June's eyes flashed with anger. "Dale, you certainly are trying everyone's patience today," she said, edging toward her Buick "And I think Parson and I had better be on our way before one of us says something he or she later regrets. And Janet, I do believe you would be wise to take your family murder plot ideas and run them by Stu Torkildson before you go to the police and start a lot of talk that can only do untold damage to the entire family. Try to be a little farsighted, will you? Or," June said, with a look of fresh alarm, "have you already gone blabbing outside the family?"

"Not yet," Janet said.

"Good. Mr. Strachey, I guess we'll all have to depend on your discretion, like Parson says. Why don't you arrange to have a talk with Stu Torkildson too? He's the Osbornes' business adviser of many years, and when it comes to sensitive situations, Stu is a rock."

"He could look up, for example," Dale said to me, "if anybody in the family has signed a recent contract with Murder, Inc."

I said, "Isn't Torkildson the man who came up with the investment idea that forced the Herald into such deep debt that you're now forced to sell the paper? You mean he's still around?"

Dale gave me a look that said, "Now you're catching on," and Janet watched us all benignly.

It was Parson Bates who blurted out, "Your gall, Mr. Strachey, is exceeded only by the depth of your misinformation. The Herald's financial difficulties were caused not by poor judgment, but by changing circumstances no one could have foreseen. Not even Stu Torkildson, a man of keen mind and Christian probity, could have predicted a recession and a one-hundred-twenty-five percent increase in newsprint costs. I take strong exception to your maligning this man of character."

I said, "I thought the company's sixteen-million-dollar debt was the result of a risky, grandiose resort project that didn't pan out and had to be sold at a huge loss. I wasn't suggesting that Torkildson was wicked, just vainglorious and dumb."

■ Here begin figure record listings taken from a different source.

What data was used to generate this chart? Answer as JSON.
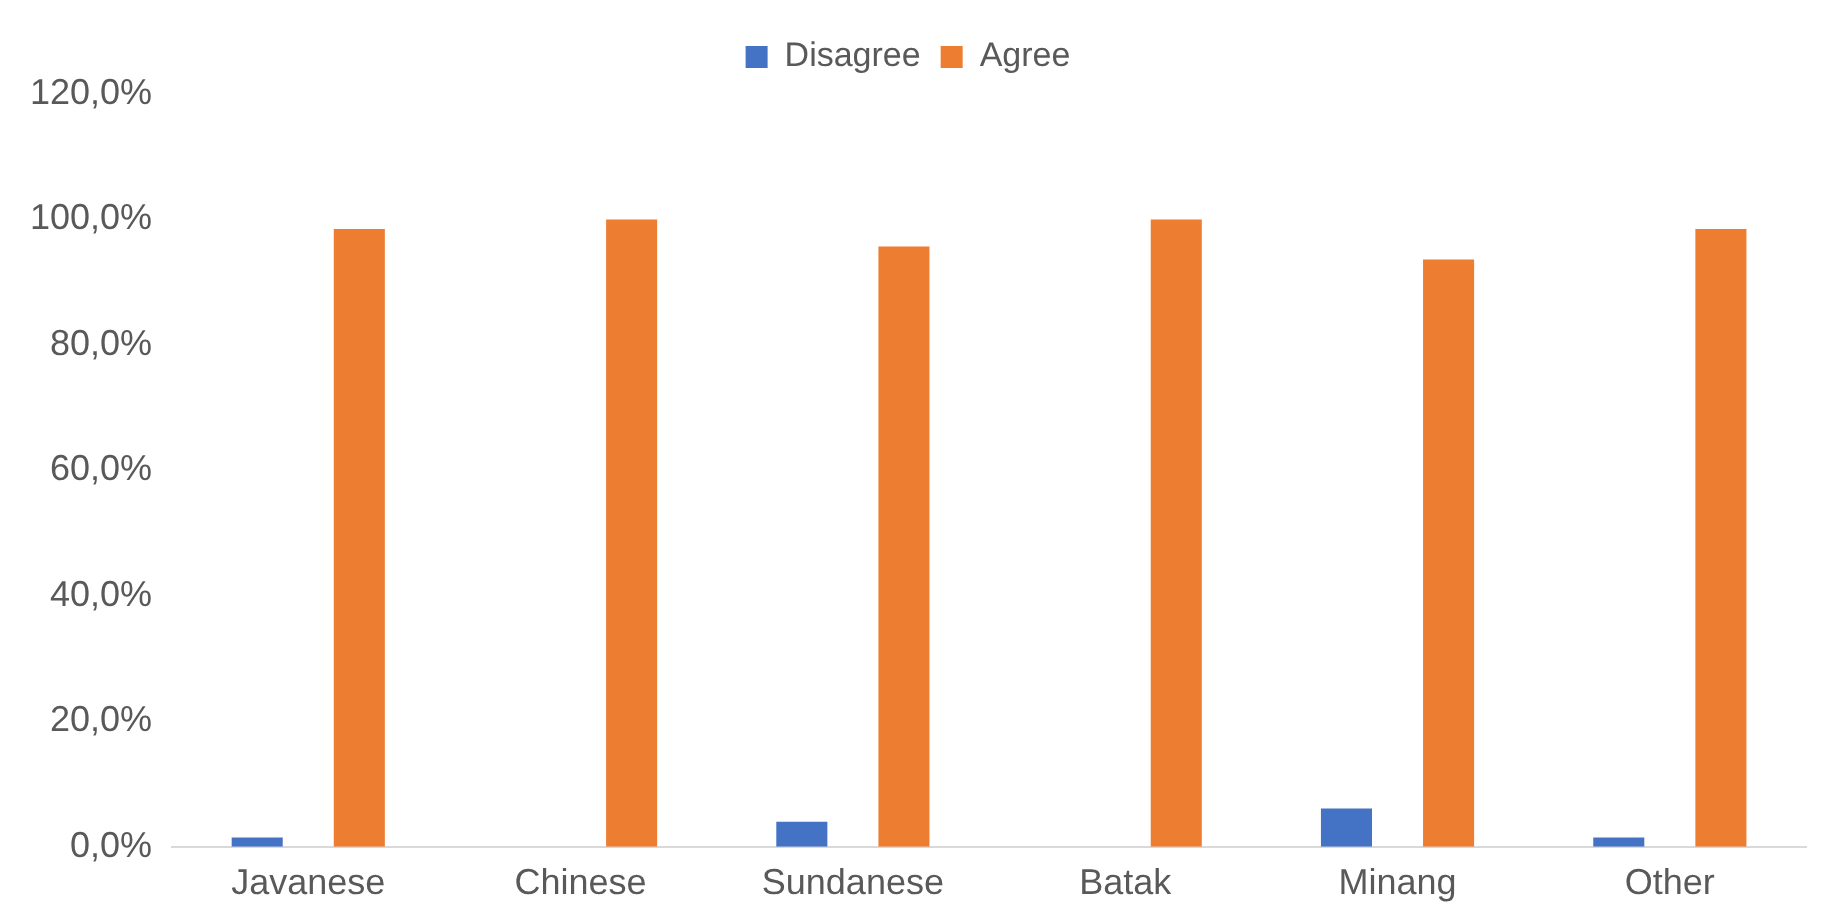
{
  "chart_data": {
    "type": "bar",
    "categories": [
      "Javanese",
      "Chinese",
      "Sundanese",
      "Batak",
      "Minang",
      "Other"
    ],
    "series": [
      {
        "name": "Disagree",
        "color": "#4472c4",
        "values": [
          1.5,
          0,
          4.0,
          0,
          6.1,
          1.5
        ]
      },
      {
        "name": "Agree",
        "color": "#ed7d31",
        "values": [
          98.5,
          100,
          95.7,
          100,
          93.6,
          98.5
        ]
      }
    ],
    "ylim": [
      0,
      120
    ],
    "yticks": [
      {
        "value": 0,
        "label": "0,0%"
      },
      {
        "value": 20,
        "label": "20,0%"
      },
      {
        "value": 40,
        "label": "40,0%"
      },
      {
        "value": 60,
        "label": "60,0%"
      },
      {
        "value": 80,
        "label": "80,0%"
      },
      {
        "value": 100,
        "label": "100,0%"
      },
      {
        "value": 120,
        "label": "120,0%"
      }
    ],
    "grid": false,
    "legend": "top"
  }
}
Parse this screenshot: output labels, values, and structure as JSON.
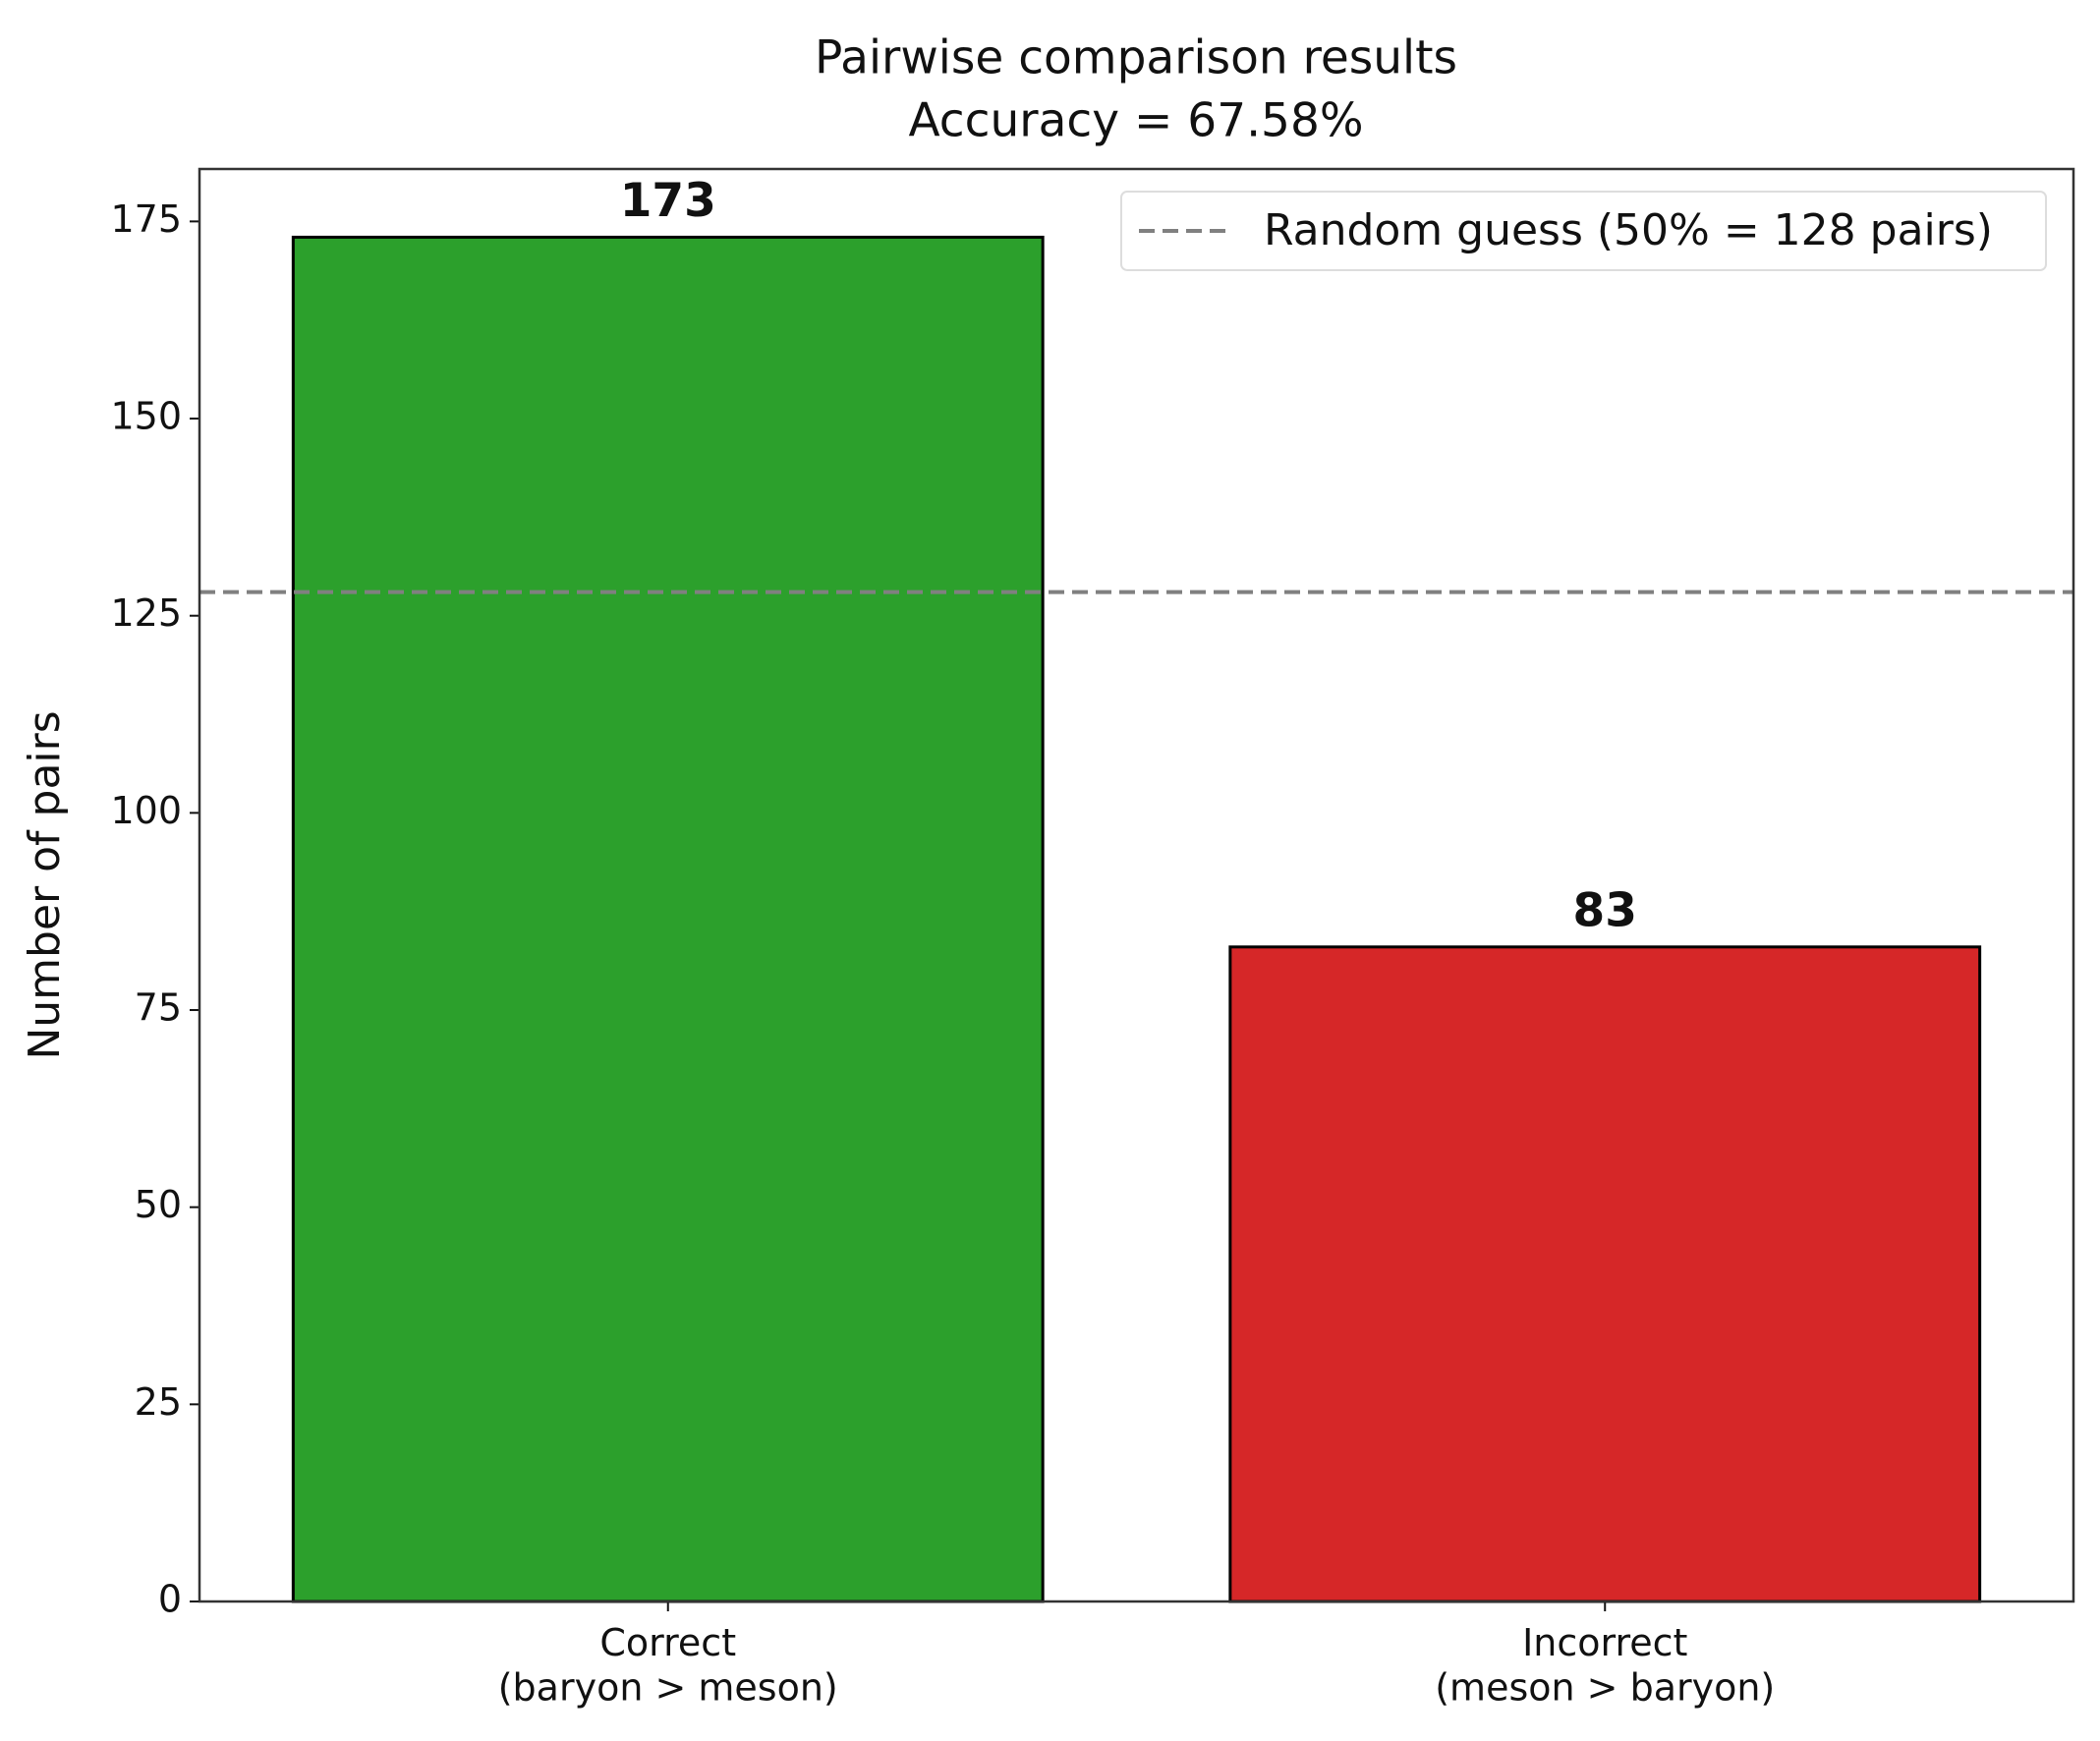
{
  "chart_data": {
    "type": "bar",
    "title": "Pairwise comparison results",
    "subtitle": "Accuracy = 67.58%",
    "y_label": "Number of pairs",
    "categories": [
      "Correct\n(baryon > meson)",
      "Incorrect\n(meson > baryon)"
    ],
    "values": [
      173,
      83
    ],
    "colors": [
      "#2ca02c",
      "#d62728"
    ],
    "edge_color": "#000000",
    "ylim": [
      0,
      181.65
    ],
    "yticks": [
      0,
      25,
      50,
      75,
      100,
      125,
      150,
      175
    ],
    "reference_line": {
      "value": 128,
      "label": "Random guess (50% = 128 pairs)",
      "color": "#808080"
    },
    "legend": "upper right",
    "grid": false
  }
}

"Yes, that's the conventional wisdom on the Herald's troubles," Bates said. "But the truth of the matter is a good deal more complex, I can assure you."

"Clue me in on the complexities. I'm all ears."

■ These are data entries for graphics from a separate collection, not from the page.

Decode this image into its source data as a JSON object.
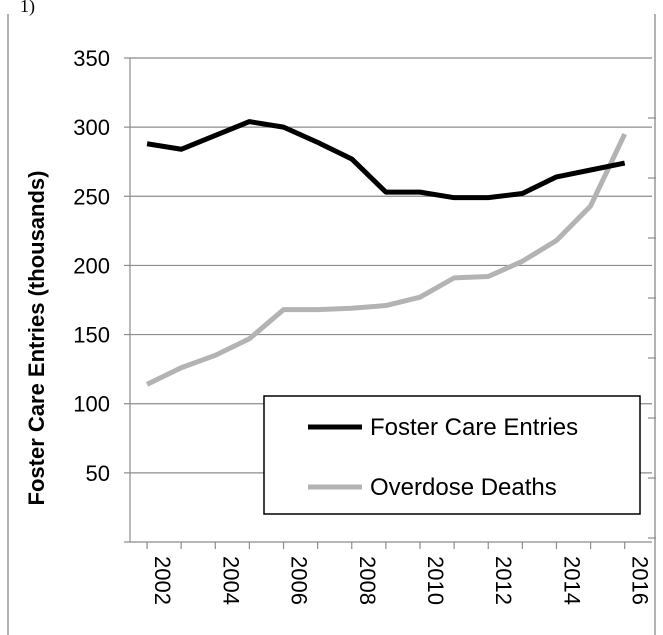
{
  "corner_text": "1)",
  "chart_data": {
    "type": "line",
    "title": "",
    "xlabel": "",
    "ylabel": "Foster Care Entries (thousands)",
    "xlim": [
      2001.5,
      2016.8
    ],
    "ylim": [
      0,
      350
    ],
    "x_ticks": [
      "2002",
      "2004",
      "2006",
      "2008",
      "2010",
      "2012",
      "2014",
      "2016"
    ],
    "y_ticks": [
      50,
      100,
      150,
      200,
      250,
      300,
      350
    ],
    "grid": true,
    "legend_position": "bottom-right",
    "secondary_axis": "right, unlabeled",
    "x": [
      2002,
      2003,
      2004,
      2005,
      2006,
      2007,
      2008,
      2009,
      2010,
      2011,
      2012,
      2013,
      2014,
      2015,
      2016
    ],
    "series": [
      {
        "name": "Foster Care Entries",
        "color": "#000000",
        "axis": "left",
        "values": [
          288,
          284,
          294,
          304,
          300,
          289,
          277,
          253,
          253,
          249,
          249,
          252,
          264,
          269,
          274
        ]
      },
      {
        "name": "Overdose Deaths",
        "color": "#b3b3b3",
        "axis": "right",
        "values": [
          114,
          126,
          135,
          147,
          168,
          168,
          169,
          171,
          177,
          191,
          192,
          203,
          218,
          243,
          295
        ]
      }
    ]
  }
}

Bates was about to speak when June cut him off. "Perhaps we could rehash the Herald's troubles another time, Mr. Strachey, but not just now. Parson and I really must be on our way. It was a pleasure to meet you, and it was nice to see you too, Dale. Janet, keep me posted on this awful Jet Ski business. I do hope it's not what you seem to think it is. Losing Eric was horrible enough, and none of us in the family wants you to be run over and drowned, Janet, no matter what you might think of us. And, of course, another murder would just kill Mom." At this, June let loose with a hysterical giggle, and yelped, "Oh, what in heaven's name am I saying!"

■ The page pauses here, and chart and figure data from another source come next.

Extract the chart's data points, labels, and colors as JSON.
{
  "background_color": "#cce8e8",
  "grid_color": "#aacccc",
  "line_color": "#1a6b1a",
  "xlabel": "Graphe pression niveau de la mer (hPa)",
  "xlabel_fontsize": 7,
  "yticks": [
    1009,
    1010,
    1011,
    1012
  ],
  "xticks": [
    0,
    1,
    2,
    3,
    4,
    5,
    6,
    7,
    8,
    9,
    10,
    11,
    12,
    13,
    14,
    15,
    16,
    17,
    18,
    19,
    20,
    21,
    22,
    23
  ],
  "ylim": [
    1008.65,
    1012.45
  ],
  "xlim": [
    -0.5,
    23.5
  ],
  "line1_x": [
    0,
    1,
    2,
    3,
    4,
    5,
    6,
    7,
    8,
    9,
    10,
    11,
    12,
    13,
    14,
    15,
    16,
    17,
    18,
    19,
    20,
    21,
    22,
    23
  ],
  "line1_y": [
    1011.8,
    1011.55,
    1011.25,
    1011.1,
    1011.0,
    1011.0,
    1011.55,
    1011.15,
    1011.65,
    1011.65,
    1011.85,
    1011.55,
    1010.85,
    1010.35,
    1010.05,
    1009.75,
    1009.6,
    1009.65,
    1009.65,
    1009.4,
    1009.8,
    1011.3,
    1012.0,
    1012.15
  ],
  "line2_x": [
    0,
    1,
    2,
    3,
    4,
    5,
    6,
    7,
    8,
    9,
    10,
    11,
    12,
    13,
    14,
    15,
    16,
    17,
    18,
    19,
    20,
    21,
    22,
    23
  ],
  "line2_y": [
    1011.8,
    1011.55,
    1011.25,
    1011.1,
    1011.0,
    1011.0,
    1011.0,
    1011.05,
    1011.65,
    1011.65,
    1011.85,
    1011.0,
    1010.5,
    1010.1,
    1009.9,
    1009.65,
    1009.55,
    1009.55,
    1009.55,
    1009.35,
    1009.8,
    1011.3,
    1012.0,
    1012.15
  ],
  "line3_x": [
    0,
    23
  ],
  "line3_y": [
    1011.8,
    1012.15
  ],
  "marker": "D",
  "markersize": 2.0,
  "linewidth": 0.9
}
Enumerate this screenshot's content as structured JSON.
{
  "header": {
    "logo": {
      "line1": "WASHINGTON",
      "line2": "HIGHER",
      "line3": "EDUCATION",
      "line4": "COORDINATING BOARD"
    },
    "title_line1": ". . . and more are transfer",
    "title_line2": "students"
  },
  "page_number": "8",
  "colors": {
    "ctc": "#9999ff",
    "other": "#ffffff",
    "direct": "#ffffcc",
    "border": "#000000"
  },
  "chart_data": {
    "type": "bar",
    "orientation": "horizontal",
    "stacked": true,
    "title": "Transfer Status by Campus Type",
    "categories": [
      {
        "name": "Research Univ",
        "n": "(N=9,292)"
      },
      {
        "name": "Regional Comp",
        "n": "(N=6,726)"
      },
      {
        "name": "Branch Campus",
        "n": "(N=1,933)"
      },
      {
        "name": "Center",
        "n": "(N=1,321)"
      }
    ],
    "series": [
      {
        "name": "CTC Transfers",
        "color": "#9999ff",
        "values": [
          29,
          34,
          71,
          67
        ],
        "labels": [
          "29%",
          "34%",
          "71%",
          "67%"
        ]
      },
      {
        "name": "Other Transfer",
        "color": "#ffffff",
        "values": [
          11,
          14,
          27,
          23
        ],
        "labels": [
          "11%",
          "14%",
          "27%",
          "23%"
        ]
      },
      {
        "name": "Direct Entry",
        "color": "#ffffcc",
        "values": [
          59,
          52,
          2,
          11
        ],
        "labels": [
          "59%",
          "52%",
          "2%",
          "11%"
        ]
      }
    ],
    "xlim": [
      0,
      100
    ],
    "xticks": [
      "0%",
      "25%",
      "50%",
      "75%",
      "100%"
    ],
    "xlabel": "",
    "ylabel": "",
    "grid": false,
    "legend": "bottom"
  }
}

"Well, what are you saying?" Dale asked, but June had turned in confusion and was climbing into her car.

"Good luck!" June sang out wackily, and Bates lowered himself into June's Buick beside her, sniffing and throwing eye darts at us, like in the funnies. The car eased around us and cruised out into Maple Street and away.

After we watched the car go, Janet said dryly, "Don, you probably think June's looniness is atypical among the Osbornes."

I said, "No, don't forget that I've met your brother too."

"Right."

"Who's the reverend?"

"He's not a reverend. Parson Bates is his name. He's a local pear farmer, antique spats dealer, and the neo-con columnist for the Herald. Dad always believed that in a one-newspaper town like Edens-burg the paper had a responsibility to give opposing voices a forum, provided that their bigotry is at least thinly veiled, which Parson's generally is."